Suffice it to say that four bridal shops, two major malls and one week later, I found myself hoping for some mice and birds with well-developed sewing skills to whip something up just before an ugly step-sister says, "The carriage is here."
I even considered dusting off my old senior prom dress and offering it to my daughter as more of a sentimental bonding gesture than a last resort. But I found out that the beautiful navy blue dress I left hanging safely in my mother's closet had been sabotaged by the fashion police. My daughter broke it to me gently.
"It's tacky."
I'll admit that it does have more tiers than a Richard Simmons infomercial, but tacky?
Well, the shopping safari finally ended when we bagged a shorter, more practical version of the dress I had loved and lost. It has cobalt blue sequins and beads. Maybe she can make a case for it in 30 years when her 21st Century daughter has trouble finding the dress of her dreams after a few frustrating trips down the fashion Information Highway.
With one week to go, it's not over yet. There are hair and nail appointments to keep. There are still pantyhose to buy (in triplicate, in case of runners or manufacturers defects).
And there are all those overblown, over-analyzed Prom Mom fantasies that I am about to lose.
I bet, if I asked my own mother, she would remember the kind of stuff moms remember, like how long I spent in the bathroom doing my hair, or how nice it was to see me out of my faded Levi's and in a dress for a change.
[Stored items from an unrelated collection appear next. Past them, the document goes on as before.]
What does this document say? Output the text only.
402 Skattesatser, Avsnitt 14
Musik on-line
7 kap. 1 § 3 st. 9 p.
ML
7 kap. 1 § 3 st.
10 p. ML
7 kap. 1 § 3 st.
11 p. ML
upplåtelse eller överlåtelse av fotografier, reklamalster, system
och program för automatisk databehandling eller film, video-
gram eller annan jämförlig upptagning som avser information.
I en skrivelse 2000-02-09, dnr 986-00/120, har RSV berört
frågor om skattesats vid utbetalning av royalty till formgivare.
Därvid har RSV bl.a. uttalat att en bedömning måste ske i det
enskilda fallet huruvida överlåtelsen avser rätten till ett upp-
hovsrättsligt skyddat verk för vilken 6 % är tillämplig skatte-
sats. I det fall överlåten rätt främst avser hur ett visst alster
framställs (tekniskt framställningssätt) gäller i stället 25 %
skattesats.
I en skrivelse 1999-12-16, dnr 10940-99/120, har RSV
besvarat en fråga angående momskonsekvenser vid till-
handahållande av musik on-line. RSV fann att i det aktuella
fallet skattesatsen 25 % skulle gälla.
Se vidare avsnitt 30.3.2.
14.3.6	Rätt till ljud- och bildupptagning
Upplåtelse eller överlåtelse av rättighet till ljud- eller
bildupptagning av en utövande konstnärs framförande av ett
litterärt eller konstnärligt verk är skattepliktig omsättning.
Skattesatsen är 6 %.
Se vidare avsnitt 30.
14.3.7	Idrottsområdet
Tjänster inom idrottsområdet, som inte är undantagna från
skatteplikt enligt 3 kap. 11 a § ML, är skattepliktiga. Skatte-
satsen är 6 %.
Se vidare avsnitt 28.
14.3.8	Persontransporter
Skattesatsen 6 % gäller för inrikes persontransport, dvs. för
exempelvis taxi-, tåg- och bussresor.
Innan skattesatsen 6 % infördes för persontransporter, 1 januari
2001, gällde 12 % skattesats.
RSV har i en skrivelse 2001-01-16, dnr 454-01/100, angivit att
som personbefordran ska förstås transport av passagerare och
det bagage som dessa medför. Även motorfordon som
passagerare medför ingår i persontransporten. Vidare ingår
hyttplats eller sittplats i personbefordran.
Or how it felt to see me walk out the door in that navy blue layered chiffon gown with the boy she'd one day know more intimately as the father of her grandchildren.
If I could look back, without all the romantic fuzzy edges that time adds to our memories, I would probably see a 17-year-old girl in heels too high and too uncomfortable to walk gracefully in, never mind dance. I'd see Sterno trays filled with food groups I'd never had a first person experience with. I'd see an expensive dance.
In a way I'm glad Aimee won't get a chance to read this.
I have to admit it's really not so bad, being a Prom Mom. And, quite honestly, my daughter packed most of her annoying hormones away in the same box as the New Kids On The Block memorabilia and her entire ninth-grade fluorescent wardrobe.
The scary part is really that anticipating her senior prom means she will be graduating from high school in four weeks.
It means she will be turning 18 in September, and starting college. It means she is pretty much grown up now and, the real truth be known, I would just like one last chance to pick out her shoes, or dress her in something frilly, or rock her gently when she cries.
This prom night, for her, will one day be a memory of how great her friends looked, all dressed up, without big T-shirts, baggy jeans, or backward baseball caps.
And this prom night, for me, will forever be the last ritual of mother/daughter relationships, that reminds me of what it was like to be a hormonal teenage girl.
Maybe, if I hurry, I can make it to the drug store for extra film and a big  box of tissues, before the Canadian tour bus gets back to the school parking lot.